Lithium ore from this project is characterized by high concentrations, ranging from 1,800 to 2,700 parts per million. This allows SQM to extract lithium more cost-effectively.
In May 2024, SQM entered a long-term partnership with Chile's state-owned copper company, Codelco, under which it will manage lithium production in the Salar de Atacama from 2025 through 2060.
The partnership aims to produce an additional 300,000 tons of lithium carbonate equivalent between 2025 and 2030 and maintain annual production levels of 280,000 to 300,000 tons from 2031 onward.
Lithium represents about 70% of SQM's revenue. As for the remainder, it is made up of commodities like sodium potassium nitrate, iodine and specialty fertilizers.
For the three months ending September 30, 2024, the company reported $1.08 billion in revenue, a 41.5% drop year over year. Net income also fell by 73% to $131.4 million.
Despite these problems, Citi analyst McCutcheon remains bullish on SQM because of the expected growth in battery demand for 2025.
The analyst's price target for one of the best lithium stocks to buy right now is $60, 54% upside from the current share price of $39.
Rio Tinto (RIO) is one of the biggest commodities companies in the world, with a diverse production profile that includes copper, aluminum, diamonds, gold and iron ore.
For the past few years, the company has been investing more in the lithium market. In October acquired Arcadium Lithium, a company formed from the 2024 merger of Livent and Allkem.
Arcadium brings lithium and brine operations located in Argentina, Australia and Japan to Rio Tinto's portfolio.
"This is a counter-cyclical expansion aligned with our disciplined capital allocation framework," said CEO Jakob Stausholm about the deal, noting that it increases Rio Tinto's "exposure to a high-growth, attractive market at the right point in the cycle."

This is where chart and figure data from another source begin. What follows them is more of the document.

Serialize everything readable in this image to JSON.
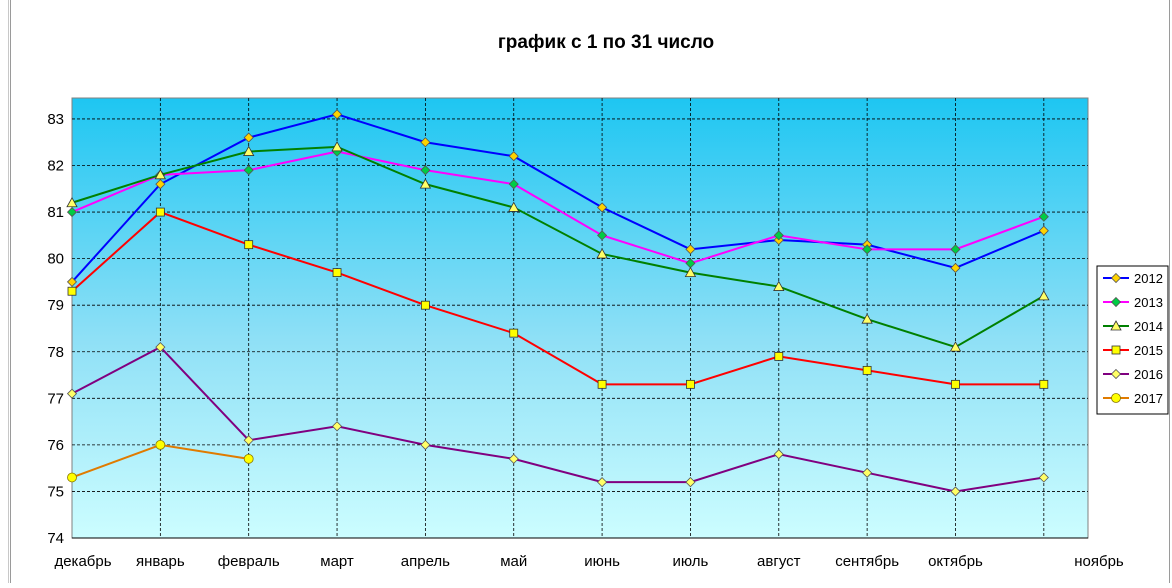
{
  "chart_data": {
    "type": "line",
    "title": "график с 1 по 31 число",
    "xlabel": "",
    "ylabel": "",
    "categories": [
      "декабрь",
      "январь",
      "февраль",
      "март",
      "апрель",
      "май",
      "июнь",
      "июль",
      "август",
      "сентябрь",
      "октябрь",
      "ноябрь"
    ],
    "ylim": [
      74,
      83.45
    ],
    "yticks": [
      74,
      75,
      76,
      77,
      78,
      79,
      80,
      81,
      82,
      83
    ],
    "grid": true,
    "legend": "right",
    "series": [
      {
        "name": "2012",
        "color": "#0000ff",
        "marker": "diamond",
        "marker_color": "#ffd200",
        "values": [
          79.5,
          81.6,
          82.6,
          83.1,
          82.5,
          82.2,
          81.1,
          80.2,
          80.4,
          80.3,
          79.8,
          80.6
        ]
      },
      {
        "name": "2013",
        "color": "#ff00ff",
        "marker": "diamond",
        "marker_color": "#00cc44",
        "values": [
          81.0,
          81.8,
          81.9,
          82.3,
          81.9,
          81.6,
          80.5,
          79.9,
          80.5,
          80.2,
          80.2,
          80.9
        ]
      },
      {
        "name": "2014",
        "color": "#008000",
        "marker": "triangle",
        "marker_color": "#ffff66",
        "values": [
          81.2,
          81.8,
          82.3,
          82.4,
          81.6,
          81.1,
          80.1,
          79.7,
          79.4,
          78.7,
          78.1,
          79.2
        ]
      },
      {
        "name": "2015",
        "color": "#ff0000",
        "marker": "square",
        "marker_color": "#ffff00",
        "values": [
          79.3,
          81.0,
          80.3,
          79.7,
          79.0,
          78.4,
          77.3,
          77.3,
          77.9,
          77.6,
          77.3,
          77.3
        ]
      },
      {
        "name": "2016",
        "color": "#800080",
        "marker": "diamond",
        "marker_color": "#ffff66",
        "values": [
          77.1,
          78.1,
          76.1,
          76.4,
          76.0,
          75.7,
          75.2,
          75.2,
          75.8,
          75.4,
          75.0,
          75.3
        ]
      },
      {
        "name": "2017",
        "color": "#e07b00",
        "marker": "circle",
        "marker_color": "#ffff00",
        "values": [
          75.3,
          76.0,
          75.7,
          null,
          null,
          null,
          null,
          null,
          null,
          null,
          null,
          null
        ]
      }
    ]
  }
}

For the first half of 2024, Rio Tinto reported revenue of $26.8 billion, up slightly over the past year, and profit of $5.8 billion. Rio Tinto stock also pays a healthy dividend, with a current yield greater than 7%.
Scale being an important factor for efficient operations in the metals and mining industry, we could see increased merger-and-acquisition activity in the coming years. Last year, for example, Glencore explored a potential merger with Rio Tinto.

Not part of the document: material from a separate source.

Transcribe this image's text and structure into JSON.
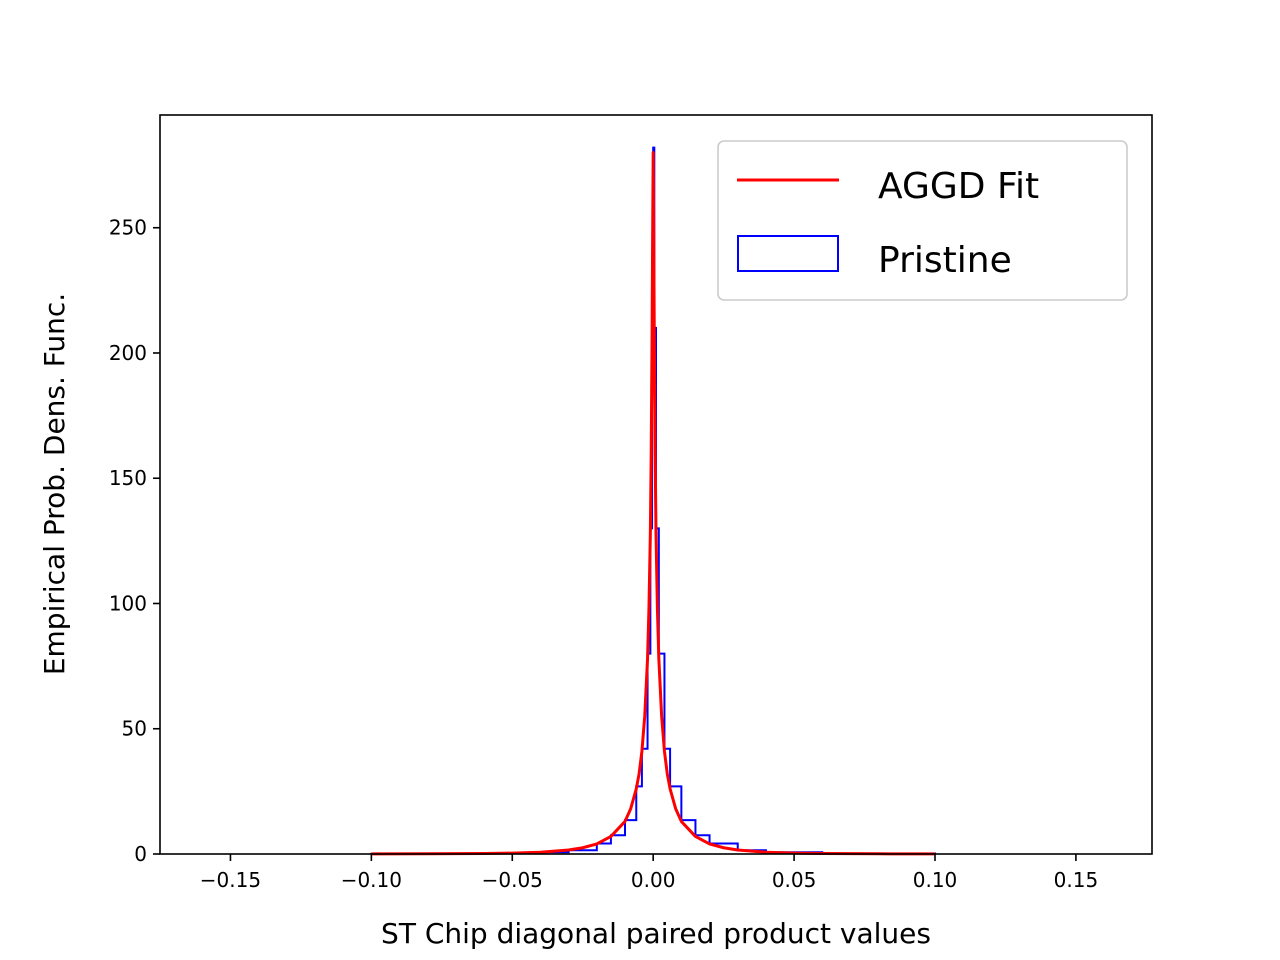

Talks fell through, but the potential for significant deals is another factor to consider when it comes to the best lithium stocks to buy.
Lithium prices and even the best lithium stocks to buy are going to be volatile. One way to mitigate the impact of any stock-specific volatility is to buy an exchange-traded fund (ETF) such as the Lithium & Battery Tech ETF (LIT).
The ETF's sponsor, Global X, specializes in ETFs focused on areas like disruptive technologies, equity income, and commodities.
A diverse portfolio features companies across the lithium lifecycle, including miners, refiners and battery producers. Top holdings include industry leaders like Albemarle as well as Tesla (TSLA) and Panasonic Holdings.
LIT also provides international exposure, with 40.1% of its allocation in China, 25.5% in the U.S. and smaller portions in South Korea, Japan and Australia, ranging between 8.3% and 9.8%.
The ETF's expense ratio is 0.75%, and its net assets total $1.07 billion. LIT is a solid, cost-effective and potentially more stable option in lieu of the best lithium stocks to buy.